PacifiCorp calculated the conductor orbits (the maximum allowable conductor movement given a fixed set of constraints) during a galloping episode for the T&D lines. For the distribution line, engineering determined the orbits for sags of 60 inches and 88 inches (152 cm and 224 cm) as applied to span lengths of 290 ft and 350 ft (88 m and 107 m), respectively. The 88-inch sag indicated clashing between phase conductors (Fig. 2).

An anti-gallop device, MOD II AR Twister/Spacer (Fig. 3), was installed at the one-third span points, separating the phase wires from one another and from the neutral. The Twister/Spacer consists of a Sediver 60-inch (152-cm) insulator with eye connectors on both ends. The endpoint clamps attach to the insulator and install at an angle to the conductor to produce twisting whenever galloping occurs.

The phenomenon of conductor twisting, which is the basis for controlling conductor movement, reduces conductor lift when the twist angle is at least 9 degrees. Under these circumstances, clashing between conductors is avoided. Installing the AR devices on the distribution circuit can be accomplished using hot-stick techniques (Fig. 4). The clamps are installed over armor rods that are manufactured to match the conductor and the clamp.

For the transmission line, one MOD III AR Twister was also installed at the one-third span point. The Twister consists of a 20-lb (9-kg) aluminum weight supported by aluminum bracket assemblies mating to an aluminum alligator-gripping clamp. The unit is mounted upside down over armor rods and allowed to fall by gravity to either side of the conductor, reaching equilibrium between 90 and 145 degrees.

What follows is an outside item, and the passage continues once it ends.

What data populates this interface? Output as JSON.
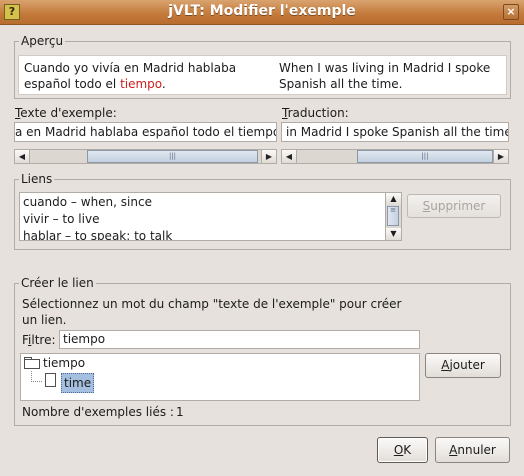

When galloping conditions exist, the conductor begins to move up and down along with the device. The up/down movement produces a twist in the conductor, which creates an aerodynamic damping action to reduce the gallop. If the device twists all the way to the other side, the conductor motion stops. For the transmission circuit, linemen install the anti-galloping devices with the line de-energized.

The lines under scrutiny experienced galloping on the T&D lines. The use of the AR devices on these circuits mitigated the harmful effects of galloping and avoided the clashing between conductors. In all, PacifiCorp treated 127 spans, for a total length of 7 miles (11 km).

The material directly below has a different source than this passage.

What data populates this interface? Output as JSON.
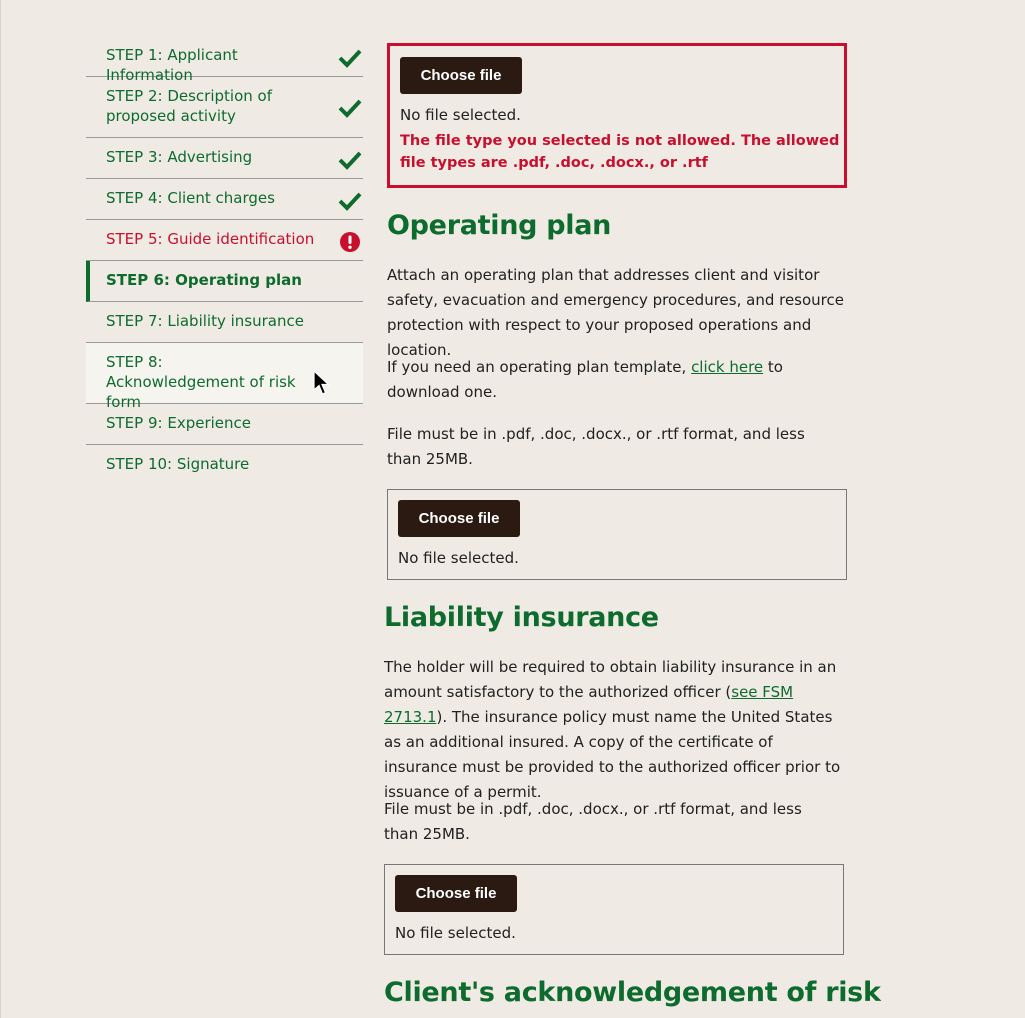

Steve Larson received the BS degree in electrical and computer engineering from Oregon State University in 1979. Joining Pacific Power (now PacifiCorp) after graduation, he has been involved in a broad range of activities including area engineer, field district engineer, distribution standards and substation design. He is a registered professional engineer in Wyoming and a member of IEEE.

The Twister Technology

The study of conductor galloping had its genesis at the Massachusetts Institute of Technology's (MIT) Aerolastic and Structural Research Laboratory in the late 1950s, when its major research project on conductor movement was supported by the Edison Electric Institute (EEI). Albert S. Richardson, who studied at MIT and received the MS degree in Aeronautical Engineering in 1955, managed the project, which found:

• Iced conductors and wind-lift forces cause galloping.

• Changes in tension, mass distribution and stiffness were inconsequential in producing galloping.

• Changes in the aerodynamic features of the iced conductor alleviated conductor movement.

• Mechanical and aerodynamic treatment of the conductor were two methods effective in changing the features of an iced conductor.

• The most effective solution to the problem of galloping was to change the angle of wind attack.

Upon completion of the project, Richardson followed up on the research at MIT by developing the Sandamper and Windamper technologies with grants from the National Science Foundation and the U.S. Department of Energy. The Sandamper was used to control galloping of guy wires on tall TV towers, and the Windamper was used to control galloping on overhead utility lines. The Sandamper uses a rolling drum with loose sand inside the drum, which moves up and down along the galloping steel guy wire. The Windamper uses an aluminum baffle hanging below the conductor to create a twist in the conductor as it gallops. The twist angle alters the angle of attack by the wind and controls the galloping action.